Hurricane Michael has moved through the state of Georgia, leaving damage to homes and businesses, downed trees and power lines, blocked roads and traffic signal outages across the state.
In accordance with Gov. Nathan Deal’s seven-day state of emergency declaration, which was expanded Wednesday to include 108 counties located in the south and coastal areas of Georgia, the Georgia Department of Transportation (GDOT) responded to the storm’s impact on a statewide level in partnership with the Governor’s Office, Georgia Emergency Management Agency, the National Weather Service, and state and local officials.
Earlier this week, GDDOT deployed special response teams consisting of nearly 1,400 personnel statewide. In order to respond as quickly as possible once the storm passed in areas expected to be hardest hit by Hurricane Michael, crews were strategically staged in Albany, Tifton, Statesboro and Waycross.
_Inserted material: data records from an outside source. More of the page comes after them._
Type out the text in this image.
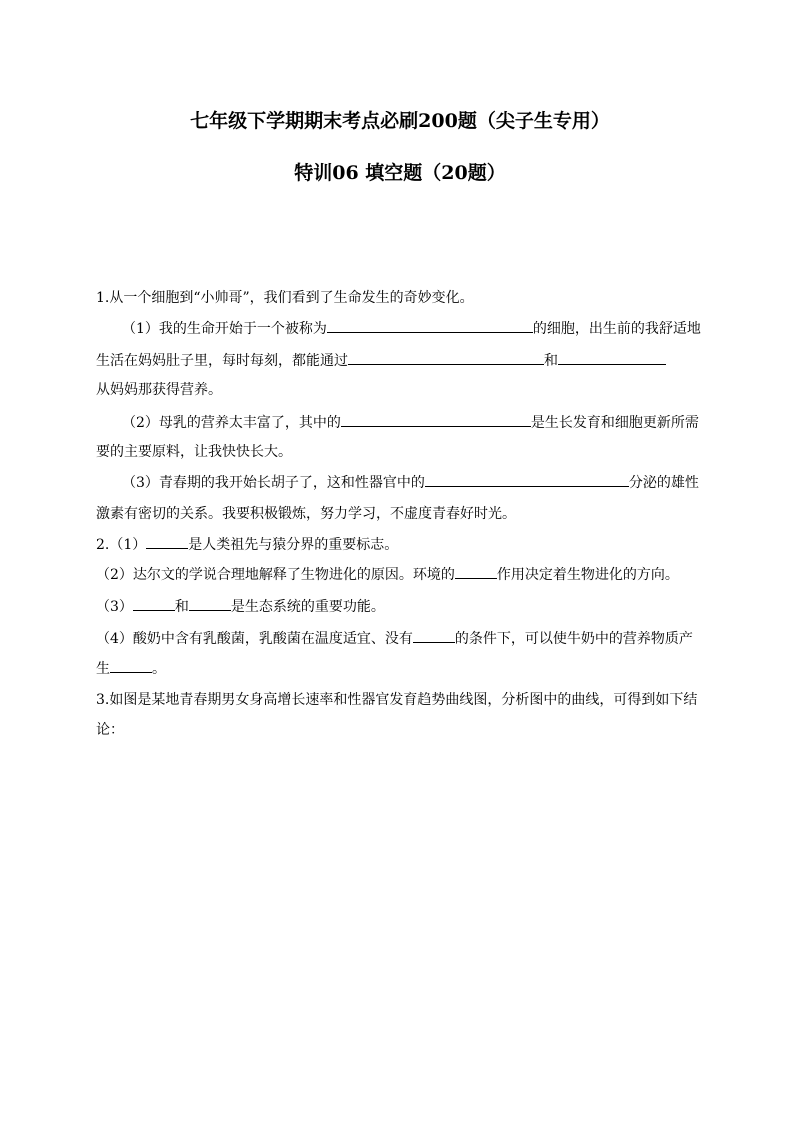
七年级下学期期末考点必刷200题（尖子生专用）
特训06 填空题（20题）
1.从一个细胞到“小帅哥”，我们看到了生命发生的奇妙变化。
（1）我的生命开始于一个被称为	的细胞，出生前的我舒适地
生活在妈妈肚子里，每时每刻，都能通过	和
从妈妈那获得营养。
（2）母乳的营养太丰富了，其中的	是生长发育和细胞更新所需
要的主要原料，让我快快长大。
（3）青春期的我开始长胡子了，这和性器官中的	分泌的雄性
激素有密切的关系。我要积极锻炼，努力学习，不虚度青春好时光。
2.（1）	是人类祖先与猿分界的重要标志。
（2）达尔文的学说合理地解释了生物进化的原因。环境的	作用决定着生物进化的方向。
（3）	和	是生态系统的重要功能。
（4）酸奶中含有乳酸菌，乳酸菌在温度适宜、没有	的条件下，可以使牛奶中的营养物质产
生	。
3.如图是某地青春期男女身高增长速率和性器官发育趋势曲线图，分析图中的曲线，可得到如下结
论：
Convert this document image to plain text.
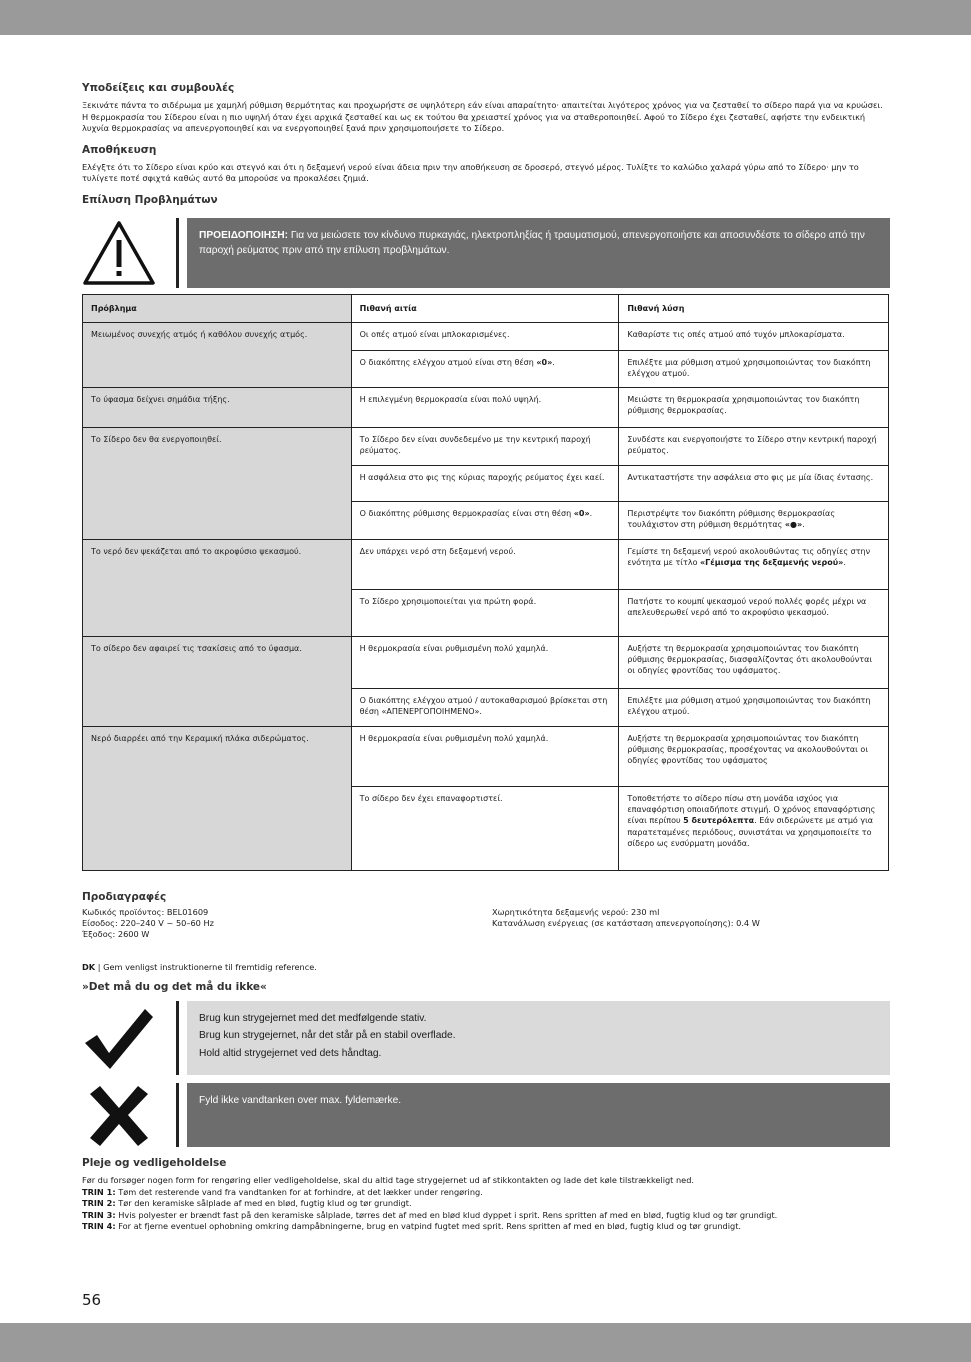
Υποδείξεις και συμβουλές
Ξεκινάτε πάντα το σιδέρωμα με χαμηλή ρύθμιση θερμότητας και προχωρήστε σε υψηλότερη εάν είναι απαραίτητο· απαιτείται λιγότερος χρόνος για να ζεσταθεί το σίδερο παρά για να κρυώσει.
Η θερμοκρασία του Σίδερου είναι η πιο υψηλή όταν έχει αρχικά ζεσταθεί και ως εκ τούτου θα χρειαστεί χρόνος για να σταθεροποιηθεί. Αφού το Σίδερο έχει ζεσταθεί, αφήστε την ενδεικτική λυχνία θερμοκρασίας να απενεργοποιηθεί και να ενεργοποιηθεί ξανά πριν χρησιμοποιήσετε το Σίδερο.
Αποθήκευση
Ελέγξτε ότι το Σίδερο είναι κρύο και στεγνό και ότι η δεξαμενή νερού είναι άδεια πριν την αποθήκευση σε δροσερό, στεγνό μέρος. Τυλίξτε το καλώδιο χαλαρά γύρω από το Σίδερο· μην το τυλίγετε ποτέ σφιχτά καθώς αυτό θα μπορούσε να προκαλέσει ζημιά.
Επίλυση Προβλημάτων
ΠΡΟΕΙΔΟΠΟΙΗΣΗ: Για να μειώσετε τον κίνδυνο πυρκαγιάς, ηλεκτροπληξίας ή τραυματισμού, απενεργοποιήστε και αποσυνδέστε το σίδερο από την παροχή ρεύματος πριν από την επίλυση προβλημάτων.
Πρόβλημα	Πιθανή αιτία	Πιθανή λύση
Μειωμένος συνεχής ατμός ή καθόλου συνεχής ατμός.	Οι οπές ατμού είναι μπλοκαρισμένες.	Καθαρίστε τις οπές ατμού από τυχόν μπλοκαρίσματα.
	Ο διακόπτης ελέγχου ατμού είναι στη θέση «0».	Επιλέξτε μια ρύθμιση ατμού χρησιμοποιώντας τον διακόπτη ελέγχου ατμού.
Το ύφασμα δείχνει σημάδια τήξης.	Η επιλεγμένη θερμοκρασία είναι πολύ υψηλή.	Μειώστε τη θερμοκρασία χρησιμοποιώντας τον διακόπτη ρύθμισης θερμοκρασίας.
Το Σίδερο δεν θα ενεργοποιηθεί.	Το Σίδερο δεν είναι συνδεδεμένο με την κεντρική παροχή ρεύματος.	Συνδέστε και ενεργοποιήστε το Σίδερο στην κεντρική παροχή ρεύματος.
	Η ασφάλεια στο φις της κύριας παροχής ρεύματος έχει καεί.	Αντικαταστήστε την ασφάλεια στο φις με μία ίδιας έντασης.
	Ο διακόπτης ρύθμισης θερμοκρασίας είναι στη θέση «0».	Περιστρέψτε τον διακόπτη ρύθμισης θερμοκρασίας τουλάχιστον στη ρύθμιση θερμότητας «●».
Το νερό δεν ψεκάζεται από το ακροφύσιο ψεκασμού.	Δεν υπάρχει νερό στη δεξαμενή νερού.	Γεμίστε τη δεξαμενή νερού ακολουθώντας τις οδηγίες στην ενότητα με τίτλο «Γέμισμα της δεξαμενής νερού».
	Το Σίδερο χρησιμοποιείται για πρώτη φορά.	Πατήστε το κουμπί ψεκασμού νερού πολλές φορές μέχρι να απελευθερωθεί νερό από το ακροφύσιο ψεκασμού.
Το σίδερο δεν αφαιρεί τις τσακίσεις από το ύφασμα.	Η θερμοκρασία είναι ρυθμισμένη πολύ χαμηλά.	Αυξήστε τη θερμοκρασία χρησιμοποιώντας τον διακόπτη ρύθμισης θερμοκρασίας, διασφαλίζοντας ότι ακολουθούνται οι οδηγίες φροντίδας του υφάσματος.
	Ο διακόπτης ελέγχου ατμού / αυτοκαθαρισμού βρίσκεται στη θέση «ΑΠΕΝΕΡΓΟΠΟΙΗΜΕΝΟ».	Επιλέξτε μια ρύθμιση ατμού χρησιμοποιώντας τον διακόπτη ελέγχου ατμού.
Νερό διαρρέει από την Κεραμική πλάκα σιδερώματος.	Η θερμοκρασία είναι ρυθμισμένη πολύ χαμηλά.	Αυξήστε τη θερμοκρασία χρησιμοποιώντας τον διακόπτη ρύθμισης θερμοκρασίας, προσέχοντας να ακολουθούνται οι οδηγίες φροντίδας του υφάσματος
	Το σίδερο δεν έχει επαναφορτιστεί.	Τοποθετήστε το σίδερο πίσω στη μονάδα ισχύος για επαναφόρτιση οποιαδήποτε στιγμή. Ο χρόνος επαναφόρτισης είναι περίπου 5 δευτερόλεπτα. Εάν σιδερώνετε με ατμό για παρατεταμένες περιόδους, συνιστάται να χρησιμοποιείτε το σίδερο ως ενσύρματη μονάδα.
Προδιαγραφές
Κωδικός προϊόντος: BEL01609
Είσοδος: 220–240 V ~ 50–60 Hz
Έξοδος: 2600 W
Χωρητικότητα δεξαμενής νερού: 230 ml
Κατανάλωση ενέργειας (σε κατάσταση απενεργοποίησης): 0.4 W
DK | Gem venligst instruktionerne til fremtidig reference.
»Det må du og det må du ikke«
Brug kun strygejernet med det medfølgende stativ.
Brug kun strygejernet, når det står på en stabil overflade.
Hold altid strygejernet ved dets håndtag.
Fyld ikke vandtanken over max. fyldemærke.
Pleje og vedligeholdelse
Før du forsøger nogen form for rengøring eller vedligeholdelse, skal du altid tage strygejernet ud af stikkontakten og lade det køle tilstrækkeligt ned.
TRIN 1: Tøm det resterende vand fra vandtanken for at forhindre, at det lækker under rengøring.
TRIN 2: Tør den keramiske sålplade af med en blød, fugtig klud og tør grundigt.
TRIN 3: Hvis polyester er brændt fast på den keramiske sålplade, tørres det af med en blød klud dyppet i sprit. Rens spritten af med en blød, fugtig klud og tør grundigt.
TRIN 4: For at fjerne eventuel ophobning omkring dampåbningerne, brug en vatpind fugtet med sprit. Rens spritten af med en blød, fugtig klud og tør grundigt.
56
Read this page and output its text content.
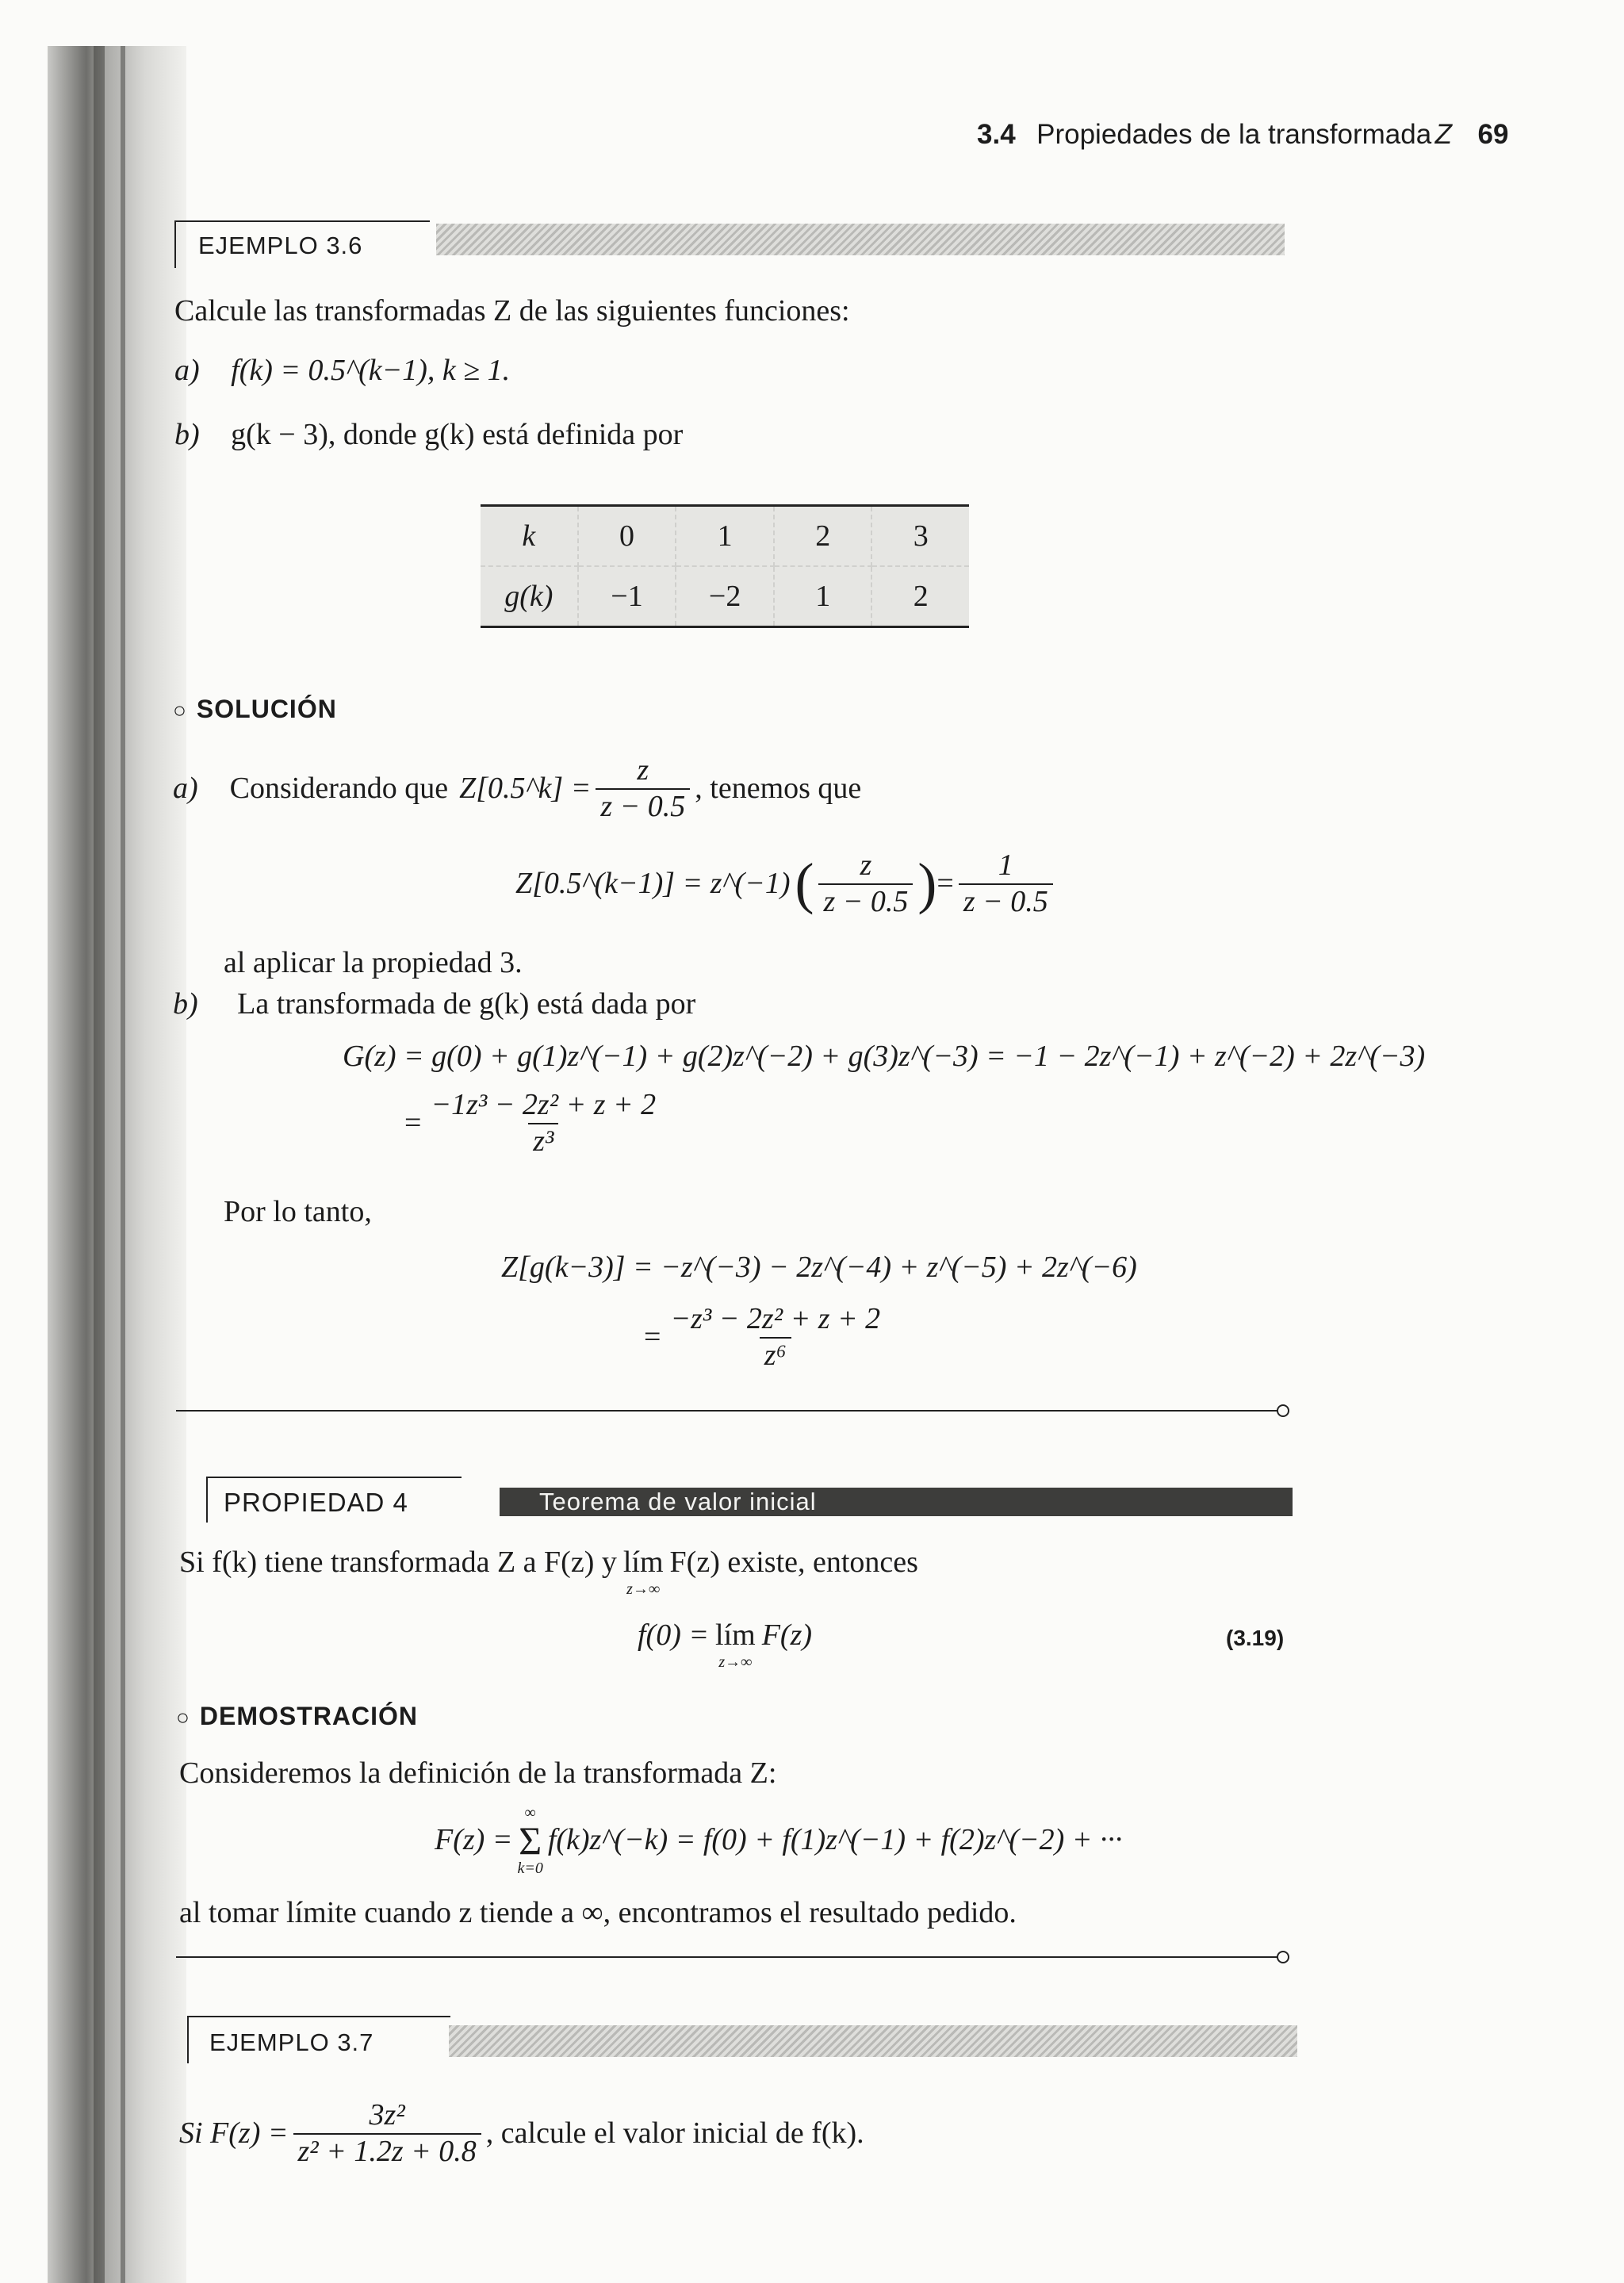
3.4 Propiedades de la transformada Z 69
EJEMPLO 3.6
Calcule las transformadas Z de las siguientes funciones:
a) f(k) = 0.5^(k−1), k ≥ 1.
b) g(k − 3), donde g(k) está definida por
k	0	1	2	3
g(k)	−1	−2	1	2
○ SOLUCIÓN
a) Considerando que Z[0.5^k] = $\frac{z}{z - 0.5}$ , tenemos que
Z[0.5^(k−1)] = z^(−1) ( $\frac{z}{z - 0.5}$ ) = $\frac{1}{z - 0.5}$
al aplicar la propiedad 3.
b) La transformada de g(k) está dada por
G(z) = g(0) + g(1)z^(−1) + g(2)z^(−2) + g(3)z^(−3) = −1 − 2z^(−1) + z^(−2) + 2z^(−3)
= $\frac{\text{−1z³ − 2z² + z + 2}}{\text{z³}}$
Por lo tanto,
Z[g(k−3)] = −z^(−3) − 2z^(−4) + z^(−5) + 2z^(−6)
= $\frac{\text{−z³ − 2z² + z + 2}}{\text{z⁶}}$
PROPIEDAD 4	Teorema de valor inicial
Si f(k) tiene transformada Z a F(z) y lím
z→∞
F(z) existe, entonces
f(0) = lím
z→∞
F(z)	(3.19)
○ DEMOSTRACIÓN
Consideremos la definición de la transformada Z:
F(z) =
∞
Σ
k=0
f(k)z^(−k) = f(0) + f(1)z^(−1) + f(2)z^(−2) + ···
al tomar límite cuando z tiende a ∞, encontramos el resultado pedido.
EJEMPLO 3.7
Si $F(z) = \frac{\text{3z²}}{\text{z² + 1.2z + 0.8}}$ , calcule el valor inicial de f(k).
Crews began clearing impacted roadways once the worst of the storm passed, responding to reports of downed trees and debris in the roadways. A total of 247 routes were closed, blocked or reported to have debris during the peak of the storm, including a complete blockage of the northbound lanes of I-75 at milepost 128 near Perry, which has since been cleared and all lanes reopened. Crews are actively working to clear and reopen any routes that remain closed. Priority routes will be cleared first to ensure the public maintains access to hospitals, trauma centers and other public facilities.
An estimated 300 traffic signals operated by GDOT are currently experiencing possible outages. Drivers are being advised to treat flashing red and non-operational signals as four-way stops.